Supporters voted overwhelmingly to oppose the plans at Sunday’s annual festival meeting, and festival fans from around the country and abroad have been writing to Wiltshire Council, voicing their objections.

One letter of objection to the council, from a festival fan based in Cambridge, described the skatepark as a harebrained scheme.

It said: “Surely your desire to appease the demands of young men cannot outweigh the interests of the rest of society? Just the noise of the skateboards will be awful.”

“Not only that but you will totally undermine the folk festival and the beautiful riverside location.”

Another letter, from a festival-goer in North Bristol, said: “I like coming to Chippenham, I cannot see the skate park plonked in the centre of Island Park – because it was the least difficult spot – as a runner.

“It would crush the festival. Take its heart out.”

Mr Berry said the festival brings in at least £1 million to the town each year, in terms of the extra trade and business from the thousands of visitors it attracts, and losing it would be a blow to the local economy.

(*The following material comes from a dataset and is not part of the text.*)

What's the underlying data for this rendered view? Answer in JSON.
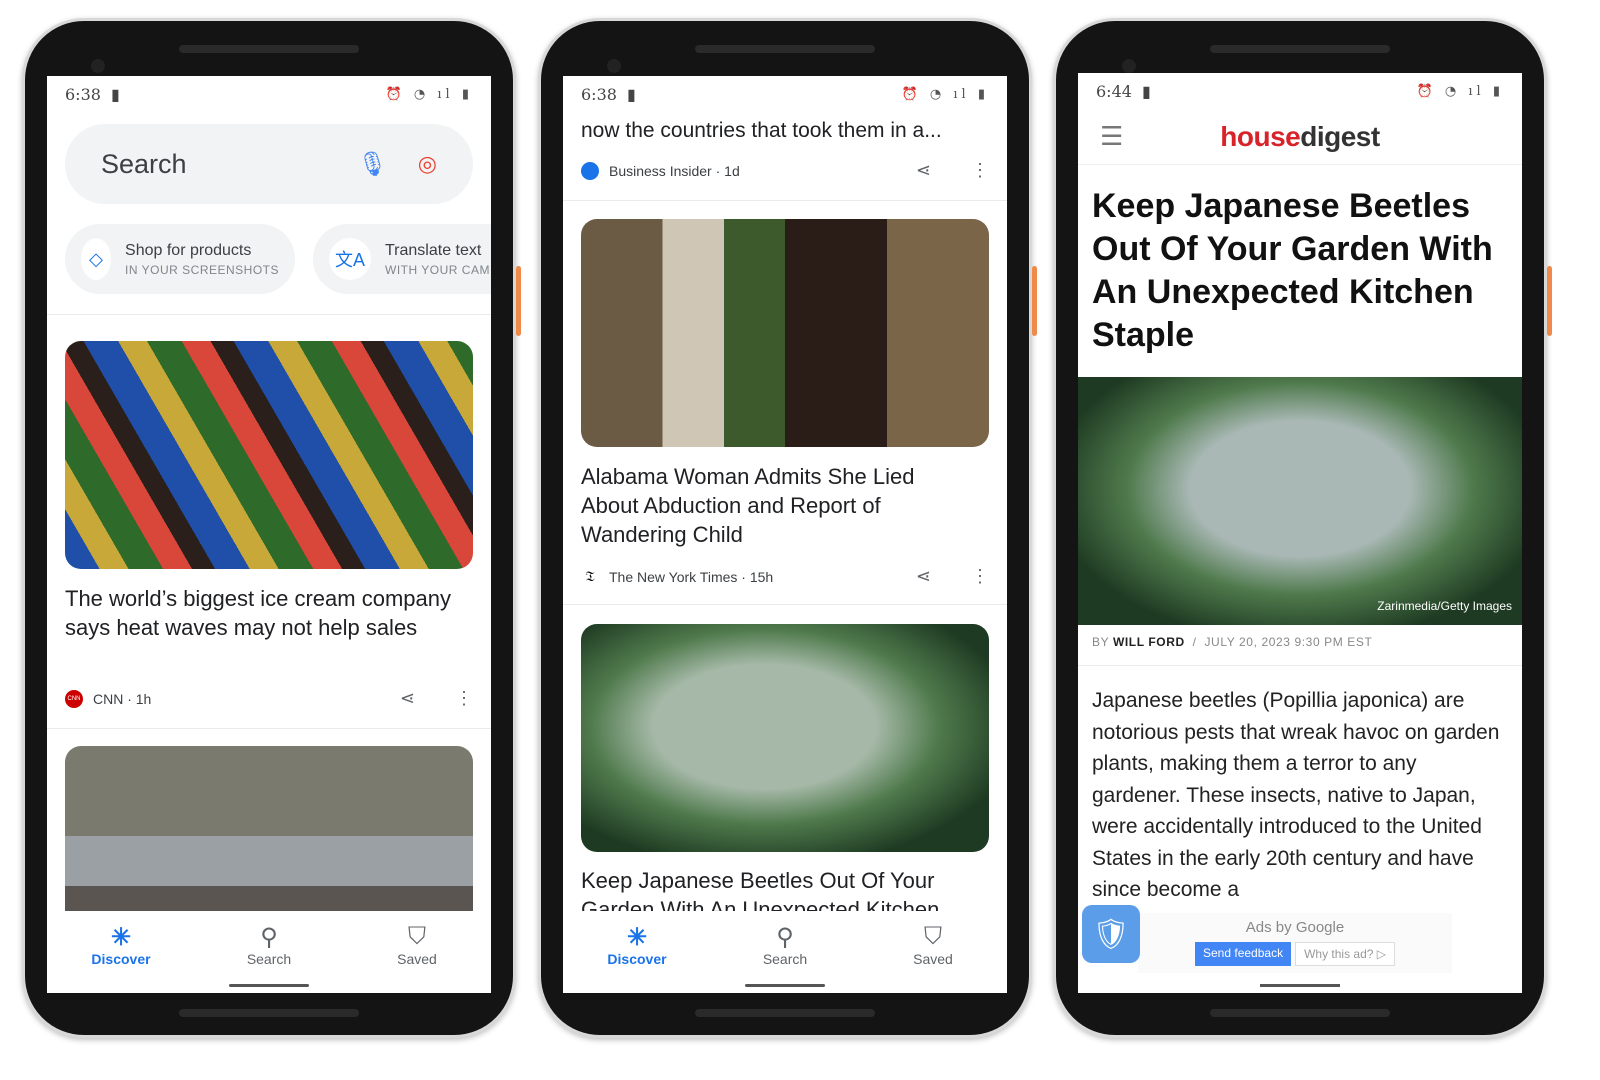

Coun Allen, who also chairs the local area board, said: “We have investigated 22 sites in Chippenham and this is the only site which matches the strict criteria.

“The skate park has to be as small a noise nuisance as possible, zero decibels above background noise in fact. If the park is taken forward it will be built so it can be adapted for the festival, and skaters would be aware they couldn’t use it for certain days of the year.”

The councillor added that the proposals will be discussed at a public meeting at Monkton Park council offices on November 26, from 7pm, with information about the various sites.